The data output will be a dataframe, with all the metadata coming from the previous preprocessing. At this point, you can you the data already, but you can additionally change the format from wider to longer. This is useful especially for plotting and more fine analysis.
### Prepare the data for plotting
`change_data_format_to_longer`, transforms count data from a wide format to a longer format, making it more suitable for certain types of analysis or visualization.
- `.data`: The input dataframe containing count data in a wide format, typically generated from microscopy data processing.
- `pattern_column_markers`: A pattern used to identify columns related to marker ratios (defaults to "_ratio_of_total_cells").
- `unique_name_row_identifier`: The name of the column in .data that contains unique identifiers for each image (defaults to "filter_image").

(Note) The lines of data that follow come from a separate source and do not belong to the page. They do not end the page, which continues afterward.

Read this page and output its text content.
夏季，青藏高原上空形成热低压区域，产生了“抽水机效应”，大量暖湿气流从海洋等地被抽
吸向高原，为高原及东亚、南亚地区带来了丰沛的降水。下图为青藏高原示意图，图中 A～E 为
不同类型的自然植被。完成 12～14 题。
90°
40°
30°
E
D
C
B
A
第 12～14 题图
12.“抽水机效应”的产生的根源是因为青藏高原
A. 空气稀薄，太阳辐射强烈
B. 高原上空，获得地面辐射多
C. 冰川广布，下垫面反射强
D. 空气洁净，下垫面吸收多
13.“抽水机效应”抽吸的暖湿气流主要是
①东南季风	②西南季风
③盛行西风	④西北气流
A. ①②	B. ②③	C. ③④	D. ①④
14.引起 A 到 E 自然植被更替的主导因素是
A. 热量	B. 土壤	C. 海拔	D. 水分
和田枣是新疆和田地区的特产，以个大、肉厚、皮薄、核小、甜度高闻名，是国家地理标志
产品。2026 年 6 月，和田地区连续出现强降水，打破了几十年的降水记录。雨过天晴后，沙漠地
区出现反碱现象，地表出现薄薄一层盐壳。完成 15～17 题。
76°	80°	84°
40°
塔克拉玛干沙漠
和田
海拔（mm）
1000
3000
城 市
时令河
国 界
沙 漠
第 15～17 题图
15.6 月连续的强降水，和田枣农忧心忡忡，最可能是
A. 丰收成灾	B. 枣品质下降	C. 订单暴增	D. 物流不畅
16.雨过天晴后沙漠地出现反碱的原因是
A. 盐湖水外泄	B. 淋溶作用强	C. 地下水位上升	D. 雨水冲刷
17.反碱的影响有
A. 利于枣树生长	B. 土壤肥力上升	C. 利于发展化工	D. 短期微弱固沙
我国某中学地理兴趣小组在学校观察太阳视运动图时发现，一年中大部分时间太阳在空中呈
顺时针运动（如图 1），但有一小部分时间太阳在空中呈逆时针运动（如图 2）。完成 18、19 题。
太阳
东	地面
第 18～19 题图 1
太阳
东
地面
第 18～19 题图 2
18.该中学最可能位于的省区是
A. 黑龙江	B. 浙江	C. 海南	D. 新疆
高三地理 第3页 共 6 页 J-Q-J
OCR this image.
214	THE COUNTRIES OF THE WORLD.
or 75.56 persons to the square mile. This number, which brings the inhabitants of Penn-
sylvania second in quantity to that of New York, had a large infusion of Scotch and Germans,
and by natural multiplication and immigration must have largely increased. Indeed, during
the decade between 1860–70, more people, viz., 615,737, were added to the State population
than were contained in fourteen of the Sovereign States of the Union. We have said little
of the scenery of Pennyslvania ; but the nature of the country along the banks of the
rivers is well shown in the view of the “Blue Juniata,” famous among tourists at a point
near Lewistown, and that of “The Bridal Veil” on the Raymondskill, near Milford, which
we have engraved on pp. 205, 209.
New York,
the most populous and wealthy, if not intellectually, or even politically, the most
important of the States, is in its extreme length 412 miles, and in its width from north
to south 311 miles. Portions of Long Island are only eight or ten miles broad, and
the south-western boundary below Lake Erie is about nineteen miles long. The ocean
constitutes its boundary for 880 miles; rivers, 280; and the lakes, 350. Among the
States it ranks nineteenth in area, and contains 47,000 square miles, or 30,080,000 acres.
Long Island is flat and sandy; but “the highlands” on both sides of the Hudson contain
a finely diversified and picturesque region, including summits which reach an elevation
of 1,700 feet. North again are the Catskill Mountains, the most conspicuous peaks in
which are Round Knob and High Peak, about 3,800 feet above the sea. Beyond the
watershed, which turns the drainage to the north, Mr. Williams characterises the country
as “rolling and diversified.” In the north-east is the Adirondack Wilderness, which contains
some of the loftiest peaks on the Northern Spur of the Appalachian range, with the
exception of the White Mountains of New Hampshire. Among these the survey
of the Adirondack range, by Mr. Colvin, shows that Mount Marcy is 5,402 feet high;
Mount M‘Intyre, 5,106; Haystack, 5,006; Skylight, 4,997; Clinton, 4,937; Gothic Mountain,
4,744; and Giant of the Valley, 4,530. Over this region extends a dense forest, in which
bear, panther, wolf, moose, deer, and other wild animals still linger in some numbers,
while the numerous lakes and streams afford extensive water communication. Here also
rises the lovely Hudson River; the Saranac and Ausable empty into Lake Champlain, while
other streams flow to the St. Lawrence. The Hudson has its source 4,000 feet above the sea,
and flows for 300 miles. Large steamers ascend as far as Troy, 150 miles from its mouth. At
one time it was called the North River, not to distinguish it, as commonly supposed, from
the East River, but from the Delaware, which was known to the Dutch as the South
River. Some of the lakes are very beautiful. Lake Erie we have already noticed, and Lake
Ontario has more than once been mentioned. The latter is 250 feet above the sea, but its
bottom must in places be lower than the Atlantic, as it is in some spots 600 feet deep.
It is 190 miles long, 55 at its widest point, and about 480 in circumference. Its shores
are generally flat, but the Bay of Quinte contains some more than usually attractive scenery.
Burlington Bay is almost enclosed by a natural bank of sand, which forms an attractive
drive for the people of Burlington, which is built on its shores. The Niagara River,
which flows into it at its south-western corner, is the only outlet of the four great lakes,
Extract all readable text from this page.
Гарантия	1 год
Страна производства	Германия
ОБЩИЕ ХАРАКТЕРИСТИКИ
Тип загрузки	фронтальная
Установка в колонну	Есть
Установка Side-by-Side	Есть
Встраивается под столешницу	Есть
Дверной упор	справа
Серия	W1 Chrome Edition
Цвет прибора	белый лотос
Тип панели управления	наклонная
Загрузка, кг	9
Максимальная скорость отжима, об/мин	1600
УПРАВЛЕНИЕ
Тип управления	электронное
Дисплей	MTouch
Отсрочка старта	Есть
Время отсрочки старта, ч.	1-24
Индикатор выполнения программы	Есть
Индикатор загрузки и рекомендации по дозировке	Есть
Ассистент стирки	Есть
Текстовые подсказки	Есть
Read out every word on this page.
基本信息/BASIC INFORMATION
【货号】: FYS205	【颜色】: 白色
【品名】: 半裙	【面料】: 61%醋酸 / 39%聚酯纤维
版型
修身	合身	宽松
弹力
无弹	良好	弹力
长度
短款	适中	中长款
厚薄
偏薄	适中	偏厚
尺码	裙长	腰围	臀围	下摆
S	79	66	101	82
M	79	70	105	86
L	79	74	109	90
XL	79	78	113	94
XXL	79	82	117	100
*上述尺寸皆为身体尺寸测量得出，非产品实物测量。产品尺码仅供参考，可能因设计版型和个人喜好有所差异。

- `additional_columns`: A logical value indicating whether to include additional metadata columns in the longer format dataframe. It defaults to TRUE.
``` r
plotting_format <- change_data_format_to_longer(cell_markers_counts_data)
```
> ๐**NOTE** `change_data_format_to_longer()` accepts directly the `cell_markers_counts_data` generated in the previous step, unless the fiels were modified, in that case the paramenters `pattern_column_markers` and `unique_name_row_identifier` and `additional_columns` should be passed to the function.
This will return a dataframe that can be easily used for plotting and additional analyses.
### QC plotting
get_QC_plots, is designed for generating Quality Control (QC) plots from preprocessed microscopy data. It visualizes cell marker ratios across different treatments for each patient or a specific patient, aiding in the immediate assessment of data quality and trends.
Input Parameters:
``` r
get_QC_plots(plotting_format, isolate_a_specific_patient = "A8759", save_plots = T)
```
More parameters can be specified to personalize the plot(s).
- `.data`: The preprocessed and merged dataframe, expected to be in a long format, typically obtained after processing through make_count_dataframe() and change_data_format_to_longer().
- `patient_column_name`: Specifies the column in .data that contains patient identifiers (defaults to "PID").
- `colors`: A vector of colors for the plots. Defaults to c("darkgreen", "red", "orange", "pink").
- `save_plots`: A Boolean flag indicating whether to save the generated plots. If TRUE, plots are saved in the specified directory.
- `folder_name`: The name of the folder where plots will be saved if save_plots is TRUE. Defaults to "figures".
- `isolate_a_specific_patient`: If specified, QC plots will be generated for this patient only. Defaults to NULL, meaning plots will be generated for all patients.
- `x_plot_var`: The variable to be used on the x-axis, typically indicating different treatments. Defaults to "Treatment_complete".
## Contributing
We welcome contributions from the community! Here are some ways you can contribute:
- Reporting bugs
- Suggesting enhancements
- Submitting pull requests for bug fixes or new features
### Setting Up the Development Environment
To get started with development, follow these setup instructions:
<details>
<summary>Development Environment Setup</summary>
This project uses `renv` for R package management to ensure reproducibility. To set up your development environment:
1. Clone the repository to your local machine.
2. Open the project in RStudio or start an R session in the project directory.
3. Run `renv::restore()` to install the required R packages.
Renv will automatically activate and install the necessary packages as specified in the `renv.lock` file.
</details>
### Reporting Issues
If you encounter any bugs or have suggestions for improvements, please file an issue using our [GitLab]("https://git.scicore.unibas.ch/ovca-research/DRUGSENS/issues"). Be sure to include as much information as possible to help us understand and address the issue.
Please make sure to file the issue in gitlab as the GitHub is a mirror repo.